At the heart of “To the Hands,” Pacific Chorale’s season-opening program based on Caroline Shaw’s 2016 work of the same name, is the idea of effecting change and empowering people to help others. Conductor and Artistic Director Robert Istad is facing questions about the purpose and efficacy of art head-on in this special choral-theatrical concert.
Directed by Marty Austin Lamar, the production — incorporating dance, projections, and what Istad refers to as a “musical collage” of works from Dieterich Buxtehude to Sarah McLachlan — is coming to the Samueli Theater at Segerstrom Center for the Arts on Sept. 14 and 15. Pacific Chorale has partnered with the OC Food Bank to encourage concertgoers to bring donations, and as Istad proudly told SF Classical Voice, the ensemble has already collected hundreds of pounds of food.
This concert is not just a season opener for Istad but an opportunity to start changing the culture of Pacific Chorale. “We’re going to get more involved in mobilizing the over 250 people that sing with us, [having them] be more than performers in our community,” he said. “[This isn’t just a] special and important moment in the artistic development of Pacific Chorale but also in our transformation into a really community-centered organization.”
Shaw’s To the Hands was commissioned by the Philadelphia chamber choir The Crossing for its “Seven Responses” project, a set of pieces mirroring Buxtehude’s cantata cycle Membra Jesu nostri.

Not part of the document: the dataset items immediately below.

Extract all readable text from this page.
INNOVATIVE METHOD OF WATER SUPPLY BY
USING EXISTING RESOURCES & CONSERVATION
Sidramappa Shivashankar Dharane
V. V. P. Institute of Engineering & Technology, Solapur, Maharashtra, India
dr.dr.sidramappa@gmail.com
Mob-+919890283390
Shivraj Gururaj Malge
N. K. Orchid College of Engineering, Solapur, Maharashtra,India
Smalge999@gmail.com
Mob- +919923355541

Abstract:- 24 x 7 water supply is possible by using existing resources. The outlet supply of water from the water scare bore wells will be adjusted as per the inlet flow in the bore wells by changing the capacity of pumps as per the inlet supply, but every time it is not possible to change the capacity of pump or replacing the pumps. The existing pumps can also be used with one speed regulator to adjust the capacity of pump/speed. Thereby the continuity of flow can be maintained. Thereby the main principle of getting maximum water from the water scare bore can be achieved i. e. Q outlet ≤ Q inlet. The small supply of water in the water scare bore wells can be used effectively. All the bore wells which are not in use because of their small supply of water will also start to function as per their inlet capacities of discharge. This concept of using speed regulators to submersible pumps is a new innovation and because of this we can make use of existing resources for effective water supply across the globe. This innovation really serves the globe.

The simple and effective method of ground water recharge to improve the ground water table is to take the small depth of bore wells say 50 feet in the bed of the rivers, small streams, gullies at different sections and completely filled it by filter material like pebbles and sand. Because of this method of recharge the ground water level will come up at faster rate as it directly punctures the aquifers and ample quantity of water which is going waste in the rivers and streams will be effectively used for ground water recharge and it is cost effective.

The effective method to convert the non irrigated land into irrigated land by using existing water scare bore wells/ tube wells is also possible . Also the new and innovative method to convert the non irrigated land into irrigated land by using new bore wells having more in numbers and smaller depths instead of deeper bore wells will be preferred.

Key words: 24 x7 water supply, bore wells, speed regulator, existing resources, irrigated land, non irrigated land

Each of Buxtehude’s cantatas is devoted to one of seven suffering parts of Jesus’s body during the crucifixion, and Shaw responded to Ad manus, hence To the Hands.
Istad explained that Shaw’s score leans deeply into connecting Christ’s hands with his actions. “She imagines that if Christ were alive and walking the world today, walking the planet, that he would be helping the homeless and refugees and those that are displaced,” he said.
Using a combination of text from the original Ad manus, a reconfiguration of Emma Lazarus’s poem “The New Colossus,” and data from the Internal Displacement Monitoring Centre, Shaw weaves a poignant work that meditates on the breadth of suffering experienced by displaced and disenfranchised people.
On first hearing the work, Istad realized that he wanted to program Shaw’s composition with Buxtehude’s, recognizing Shaw’s piece in particular as worthy of much wider popularity in the choral sphere. “But I’ll tell you, [the piece] just worked its way inside of my heart,” Istad said. “And since I took the job at Pacific Chorale, I [knew that I wanted] to go deeper with this piece.”
Shaw’s work is scored for a 16-voice choir and string quintet — in this performance, members of Delirium Musicum, headed by violinist Etienne Gara. Lamar, the production’s director, has an impressively broad background as a vocalist, composer, director, and actor. And in his job at Metropolitan A.M.E. Church in Washington, D.C., he also “lives a very deep spiritual life,” Istad said, making Lamar uniquely qualified for this project.
“What I really appreciate about Marty is that he is calling the singers in to have an emotional experience, a connected experience with one another and then with the audience,” Istad said. “He himself sees the audience as the real focus of the performance. And so [he’s] devising a concept around bringing an audience into our own emotional vulnerability as singers. I think that’s something that’s completely new in choral music.”
Istad has interleaved the two major pieces on the program with largely unaccompanied arrangements of songs that he believes amplify the message of compassion for others and the self. He is excited to present a solo version of McLachlan’s “Fear.” “It’s about, ‘I want to leave this relationship, but I’m afraid,’” he explained. “How many of us are scared to do something because we just don’t know what to do?”
Istad feels that this is the crux at which the program can inspire people to action. He wants performers and audiences to recognize that they can help their community, even if they don’t know how to solve the whole problem, even if the magnitude of the problem can feel paralyzing.
“You don’t have to solve the problem,” he said, “but you can be part of the solution.”